I have a lot of regret that I didn’t meet my goal, but I learned quite a bit along the way as well. I’m hoping that these lessons may help me next year and help others when November comes around again.

  • Life Preparation: It’s really easy to pick up a pad of paper or open an editor on November 1st and think “I’ve got this!”. The problem is that you have a month to write 50,000 words and you have to come up with a game plan before November 1st. You have to do everything you can to make sure your schedule is clear and that others who depend on you are aware of your limited availability. You need to put a structure in place, because things get hectic without one.
  • Story PreparationThis is the one thing I actually did, but I didn’t do it enough. The idea is to write the novel in a month, but that doesn’t mean you can’t start doing some outlines and coming up with ideas before November. I had come up with ideas, but I also put off a lot of brainstorming and research until the contest kicked off. My story required a great deal of research to make it more factual and entertaining, which chewed up a lot of my writing time. It’s also hard to write after you’ve spent several hours reading research material.
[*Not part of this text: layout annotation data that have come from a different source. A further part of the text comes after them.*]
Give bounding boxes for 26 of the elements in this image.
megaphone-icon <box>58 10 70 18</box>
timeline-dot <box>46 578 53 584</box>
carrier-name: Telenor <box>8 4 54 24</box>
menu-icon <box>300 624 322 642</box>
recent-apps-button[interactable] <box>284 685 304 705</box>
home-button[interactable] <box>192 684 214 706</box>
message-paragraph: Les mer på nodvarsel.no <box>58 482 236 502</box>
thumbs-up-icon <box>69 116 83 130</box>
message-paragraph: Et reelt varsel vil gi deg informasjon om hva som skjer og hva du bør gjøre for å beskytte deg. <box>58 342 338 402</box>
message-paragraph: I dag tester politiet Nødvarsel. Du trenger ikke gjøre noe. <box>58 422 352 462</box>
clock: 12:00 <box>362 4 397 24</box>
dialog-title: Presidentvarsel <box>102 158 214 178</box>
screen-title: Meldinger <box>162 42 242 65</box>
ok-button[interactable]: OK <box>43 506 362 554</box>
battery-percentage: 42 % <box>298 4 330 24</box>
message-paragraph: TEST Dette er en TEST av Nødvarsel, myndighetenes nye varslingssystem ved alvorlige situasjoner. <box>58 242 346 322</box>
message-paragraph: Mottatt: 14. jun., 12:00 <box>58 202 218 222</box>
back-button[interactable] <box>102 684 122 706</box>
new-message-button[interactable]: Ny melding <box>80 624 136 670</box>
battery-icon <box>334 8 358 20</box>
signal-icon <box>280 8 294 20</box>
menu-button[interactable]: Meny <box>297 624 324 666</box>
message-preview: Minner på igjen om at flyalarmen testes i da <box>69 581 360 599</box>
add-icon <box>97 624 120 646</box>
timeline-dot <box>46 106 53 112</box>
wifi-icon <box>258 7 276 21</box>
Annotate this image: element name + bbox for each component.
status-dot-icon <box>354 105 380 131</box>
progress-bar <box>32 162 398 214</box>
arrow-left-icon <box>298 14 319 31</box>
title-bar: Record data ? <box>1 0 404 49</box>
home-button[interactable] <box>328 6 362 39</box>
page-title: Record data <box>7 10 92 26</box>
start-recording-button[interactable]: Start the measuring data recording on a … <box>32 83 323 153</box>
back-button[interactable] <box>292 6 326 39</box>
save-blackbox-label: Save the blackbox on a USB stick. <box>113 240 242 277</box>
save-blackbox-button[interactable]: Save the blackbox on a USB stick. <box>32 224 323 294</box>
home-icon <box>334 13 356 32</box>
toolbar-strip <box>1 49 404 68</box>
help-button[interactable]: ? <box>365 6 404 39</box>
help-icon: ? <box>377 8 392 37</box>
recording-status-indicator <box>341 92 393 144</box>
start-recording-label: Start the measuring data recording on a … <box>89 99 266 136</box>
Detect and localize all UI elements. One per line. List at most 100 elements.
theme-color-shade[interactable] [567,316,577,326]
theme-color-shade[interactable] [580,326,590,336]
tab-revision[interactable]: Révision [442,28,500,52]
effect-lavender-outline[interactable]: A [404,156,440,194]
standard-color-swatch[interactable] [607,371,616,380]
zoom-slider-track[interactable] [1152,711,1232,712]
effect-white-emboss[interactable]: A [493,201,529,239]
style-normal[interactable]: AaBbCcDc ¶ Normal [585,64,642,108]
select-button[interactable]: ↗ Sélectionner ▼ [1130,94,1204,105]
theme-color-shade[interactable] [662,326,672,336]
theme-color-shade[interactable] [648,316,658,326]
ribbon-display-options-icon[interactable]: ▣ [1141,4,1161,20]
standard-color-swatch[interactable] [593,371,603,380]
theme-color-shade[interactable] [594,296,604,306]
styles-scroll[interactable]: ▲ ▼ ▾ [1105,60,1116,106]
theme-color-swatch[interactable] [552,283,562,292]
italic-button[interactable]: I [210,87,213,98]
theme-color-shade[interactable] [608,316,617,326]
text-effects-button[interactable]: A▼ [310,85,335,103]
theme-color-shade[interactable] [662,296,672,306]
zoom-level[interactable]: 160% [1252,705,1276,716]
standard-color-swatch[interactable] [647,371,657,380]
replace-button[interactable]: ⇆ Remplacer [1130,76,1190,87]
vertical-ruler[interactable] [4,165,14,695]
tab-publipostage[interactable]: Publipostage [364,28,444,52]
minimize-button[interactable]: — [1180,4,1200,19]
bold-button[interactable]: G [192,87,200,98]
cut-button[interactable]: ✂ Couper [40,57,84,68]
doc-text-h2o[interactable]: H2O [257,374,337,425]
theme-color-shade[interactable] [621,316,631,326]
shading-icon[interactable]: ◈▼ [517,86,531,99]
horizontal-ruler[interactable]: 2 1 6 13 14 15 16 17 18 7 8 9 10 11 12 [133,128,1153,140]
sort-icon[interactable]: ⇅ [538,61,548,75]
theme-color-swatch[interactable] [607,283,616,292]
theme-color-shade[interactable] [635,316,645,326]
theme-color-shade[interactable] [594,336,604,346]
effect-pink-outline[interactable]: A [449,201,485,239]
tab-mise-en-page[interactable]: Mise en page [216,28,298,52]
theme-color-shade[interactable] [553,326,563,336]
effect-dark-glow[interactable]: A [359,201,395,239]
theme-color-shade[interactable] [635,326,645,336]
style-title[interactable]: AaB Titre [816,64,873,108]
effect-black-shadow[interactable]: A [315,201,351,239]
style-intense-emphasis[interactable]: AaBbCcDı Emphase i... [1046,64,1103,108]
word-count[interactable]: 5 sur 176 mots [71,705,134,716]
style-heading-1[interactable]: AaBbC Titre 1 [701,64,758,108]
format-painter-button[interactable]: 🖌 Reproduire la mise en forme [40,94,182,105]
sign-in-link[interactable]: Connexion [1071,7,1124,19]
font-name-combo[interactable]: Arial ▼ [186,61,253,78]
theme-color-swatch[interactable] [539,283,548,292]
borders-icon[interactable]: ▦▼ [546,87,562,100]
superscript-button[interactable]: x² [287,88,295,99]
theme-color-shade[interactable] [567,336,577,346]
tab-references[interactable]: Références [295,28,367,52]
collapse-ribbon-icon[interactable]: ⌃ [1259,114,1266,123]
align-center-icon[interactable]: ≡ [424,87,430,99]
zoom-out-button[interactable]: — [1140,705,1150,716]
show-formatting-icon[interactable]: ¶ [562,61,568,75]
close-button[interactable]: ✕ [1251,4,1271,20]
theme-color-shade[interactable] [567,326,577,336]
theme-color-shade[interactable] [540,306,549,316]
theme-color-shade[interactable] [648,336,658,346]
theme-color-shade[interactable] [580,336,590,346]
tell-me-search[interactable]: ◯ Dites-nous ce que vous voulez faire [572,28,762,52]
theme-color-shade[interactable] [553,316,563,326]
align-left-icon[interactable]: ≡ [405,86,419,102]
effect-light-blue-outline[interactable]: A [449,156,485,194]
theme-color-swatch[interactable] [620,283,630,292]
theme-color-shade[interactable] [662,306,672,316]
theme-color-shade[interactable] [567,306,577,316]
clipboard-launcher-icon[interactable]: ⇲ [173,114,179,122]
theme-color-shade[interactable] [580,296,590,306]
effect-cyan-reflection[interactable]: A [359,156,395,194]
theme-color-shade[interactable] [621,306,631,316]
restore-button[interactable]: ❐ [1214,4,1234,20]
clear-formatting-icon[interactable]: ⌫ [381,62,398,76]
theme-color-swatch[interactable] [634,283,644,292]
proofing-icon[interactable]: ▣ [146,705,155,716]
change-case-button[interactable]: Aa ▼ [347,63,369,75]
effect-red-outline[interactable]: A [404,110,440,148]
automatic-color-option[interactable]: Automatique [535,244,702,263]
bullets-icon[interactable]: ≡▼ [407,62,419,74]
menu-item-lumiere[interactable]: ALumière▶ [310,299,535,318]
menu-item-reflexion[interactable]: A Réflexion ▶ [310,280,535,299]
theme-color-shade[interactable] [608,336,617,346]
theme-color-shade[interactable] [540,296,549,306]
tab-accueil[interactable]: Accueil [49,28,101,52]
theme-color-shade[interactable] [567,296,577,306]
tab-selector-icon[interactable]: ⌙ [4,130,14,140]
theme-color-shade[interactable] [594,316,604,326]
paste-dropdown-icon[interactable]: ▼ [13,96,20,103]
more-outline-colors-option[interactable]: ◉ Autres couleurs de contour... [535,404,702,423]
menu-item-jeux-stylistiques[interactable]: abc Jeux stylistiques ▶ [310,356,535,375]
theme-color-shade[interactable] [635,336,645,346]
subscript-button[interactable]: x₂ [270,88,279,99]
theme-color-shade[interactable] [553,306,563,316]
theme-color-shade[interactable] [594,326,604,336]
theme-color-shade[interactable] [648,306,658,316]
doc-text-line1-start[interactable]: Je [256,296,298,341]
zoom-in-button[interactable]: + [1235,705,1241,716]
  • Flexible Goals: This could go with the first bullet, but the idea is to set smaller goals. I did this to a degree, using the suggested 1,667 words per day. The problem this made is that any idea where I didn’t meet my daily goal, I felt depressed and inadequate. Yes, that’s my own mental issues playing a role in my failure, but it made me feel like I had lost the contest on the first day I didn’t do what I had expected to do. Next year, I will outline word goals for specific days of the month. I will keep the 1,667 as something I’d like to reach, but my bigger target will be the larger number at the end of each week.
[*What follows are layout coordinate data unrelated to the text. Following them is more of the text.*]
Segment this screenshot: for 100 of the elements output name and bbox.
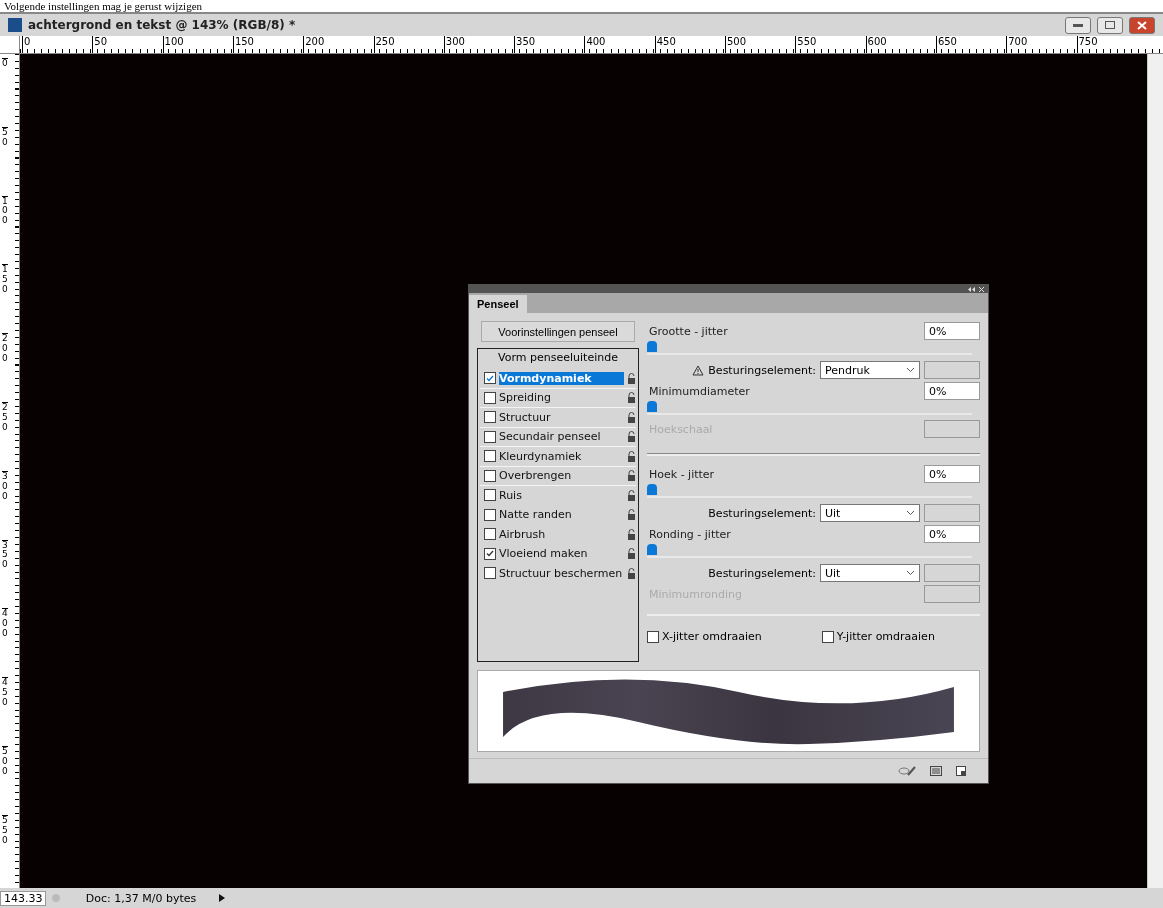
- value-field[interactable]: 0%: [924, 322, 980, 340]
- option-item[interactable]: Spreiding: [499, 391, 624, 405]
- slider-track[interactable]: [647, 544, 972, 558]
- ruler-label: 200: [2, 333, 8, 364]
- checkbox-label: Y-jitter omdraaien: [836, 630, 935, 643]
- ruler-label: 700: [1006, 36, 1028, 53]
- control-label: Besturingselement:: [708, 566, 816, 580]
- new-icon[interactable]: [956, 766, 966, 776]
- ruler-label: 150: [232, 36, 254, 53]
- setting-label: Ronding - jitter: [649, 527, 732, 541]
- value-field[interactable]: 0%: [924, 382, 980, 400]
- checkbox[interactable]: [484, 391, 496, 404]
- lock-icon: [627, 392, 636, 404]
- ruler-label: 600: [865, 36, 887, 53]
- slider-thumb[interactable]: [647, 401, 657, 412]
- ruler-label: 400: [584, 36, 606, 53]
- preset-button[interactable]: Voorinstellingen penseel: [481, 321, 635, 342]
- lock-icon: [627, 372, 636, 384]
- close-button[interactable]: [1129, 16, 1155, 34]
- minimize-icon: [1073, 23, 1083, 27]
- slider-thumb[interactable]: [647, 484, 657, 495]
- control-label: Besturingselement:: [708, 506, 816, 520]
- option-item[interactable]: Airbrush: [499, 527, 624, 541]
- caption-text: Volgende instellingen mag je gerust wijzigen: [3, 0, 203, 12]
- options-header: Vorm penseeluiteinde: [497, 351, 619, 366]
- ruler-label: 250: [373, 36, 395, 53]
- ruler-label: 0: [2, 58, 8, 69]
- checkbox[interactable]: [484, 430, 496, 443]
- slider-track[interactable]: [647, 341, 972, 355]
- ruler-label: 300: [443, 36, 465, 53]
- maximize-button[interactable]: [1097, 16, 1123, 34]
- value-field: [924, 361, 980, 379]
- ruler-label: 450: [654, 36, 676, 53]
- value-field[interactable]: 0%: [924, 465, 980, 483]
- slider-thumb[interactable]: [647, 544, 657, 555]
- checkbox[interactable]: [647, 630, 659, 643]
- checkbox[interactable]: [484, 528, 496, 541]
- window-title: achtergrond en tekst @ 143% (RGB/8) *: [28, 18, 296, 32]
- checkbox[interactable]: [484, 372, 496, 385]
- control-label: Besturingselement:: [708, 363, 816, 377]
- option-item[interactable]: Structuur beschermen: [499, 566, 624, 580]
- value-field: [924, 564, 980, 582]
- ruler-label: 250: [2, 402, 8, 433]
- option-item[interactable]: Ruis: [499, 488, 624, 502]
- setting-label: Minimumdiameter: [649, 384, 751, 398]
- slider-track[interactable]: [647, 484, 972, 498]
- app-icon: [8, 18, 22, 32]
- ruler-label: 500: [2, 746, 8, 777]
- lock-icon: [627, 509, 636, 521]
- maximize-icon: [1105, 21, 1115, 29]
- setting-label: Grootte - jitter: [649, 324, 729, 338]
- zoom-field[interactable]: 143.33: [0, 890, 46, 906]
- panel-tab[interactable]: Penseel: [469, 295, 527, 313]
- checkbox[interactable]: [484, 508, 496, 521]
- checkbox[interactable]: [484, 547, 496, 560]
- ruler-label: 150: [2, 264, 8, 296]
- grid-icon[interactable]: [930, 766, 942, 776]
- option-item[interactable]: Natte randen: [499, 508, 624, 522]
- option-item[interactable]: Structuur: [499, 410, 624, 424]
- ruler-label: 550: [795, 36, 817, 53]
- option-item[interactable]: Vloeiend maken: [499, 547, 624, 561]
- checkbox[interactable]: [484, 411, 496, 424]
- lock-icon: [627, 450, 636, 462]
- control-dropdown[interactable]: Pendruk: [820, 361, 920, 379]
- ruler-label: 100: [2, 195, 8, 227]
- option-item[interactable]: Secundair penseel: [499, 430, 624, 444]
- control-dropdown[interactable]: Uit: [820, 504, 920, 522]
- ruler-label: 50: [2, 126, 8, 148]
- checkbox[interactable]: [484, 489, 496, 502]
- value-field: [924, 585, 980, 603]
- lock-icon: [627, 567, 636, 579]
- checkbox[interactable]: [484, 450, 496, 463]
- slider-track[interactable]: [647, 401, 972, 415]
- ruler-label: 400: [2, 608, 8, 640]
- control-dropdown[interactable]: Uit: [820, 564, 920, 582]
- option-item[interactable]: Vormdynamiek: [499, 371, 624, 385]
- slider-thumb[interactable]: [647, 341, 657, 352]
- option-item[interactable]: Kleurdynamiek: [499, 449, 624, 463]
- lock-icon: [627, 470, 636, 482]
- ruler-label: 50: [92, 36, 108, 53]
- ruler-label: 200: [303, 36, 325, 53]
- warning-icon: [692, 364, 705, 376]
- ruler-label: 550: [2, 814, 8, 846]
- checkbox[interactable]: [484, 469, 496, 482]
- value-field: [924, 504, 980, 522]
- brush-icon[interactable]: [898, 766, 916, 776]
- lock-icon: [627, 411, 636, 423]
- lock-icon: [627, 431, 636, 443]
- ruler-label: 450: [2, 677, 8, 708]
- checkbox[interactable]: [484, 567, 496, 580]
- option-item[interactable]: Overbrengen: [499, 469, 624, 483]
- value-field[interactable]: 0%: [924, 525, 980, 543]
- ruler-label: 350: [514, 36, 536, 53]
- ruler-label: 300: [2, 470, 8, 502]
- checkbox[interactable]: [821, 630, 834, 643]
- ruler-label: 750: [1076, 36, 1098, 53]
- close-icon[interactable]: [979, 286, 984, 292]
- lock-icon: [627, 528, 636, 540]
- minimize-button[interactable]: [1065, 16, 1091, 34]
- caret-icon: [906, 367, 915, 373]
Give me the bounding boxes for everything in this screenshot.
  • Mental Road Blocks: This isn’t a lesson that I’ve learned as much as it’s something I’m now painfully aware of. I’ve yet to figure out how to solve this problem, but I’m more aware of it now than before. My self-esteem and self-doubt played a huge role in my failure this month. I just didn’t “feel” like writing sometimes, and each time I drilled down to find that I didn’t feel like it would’ve made any difference. I do suffer from depression, though I don’t show it much in person. It’s there though and it seems to lash out from the depths I keep it and sabotage my goals. I plan on enlisting some professional help to deal with it, so maybe that will be the solution.

All in all, what I do have is a partially-written story. I might make it available under license for everyone to read, but not yet. The failure of this year’s NaNoWriMo is affecting me, and it’s still too soon to allow for criticism.

Thanks again for all the support, and I hope to see everyone back here in November 2013.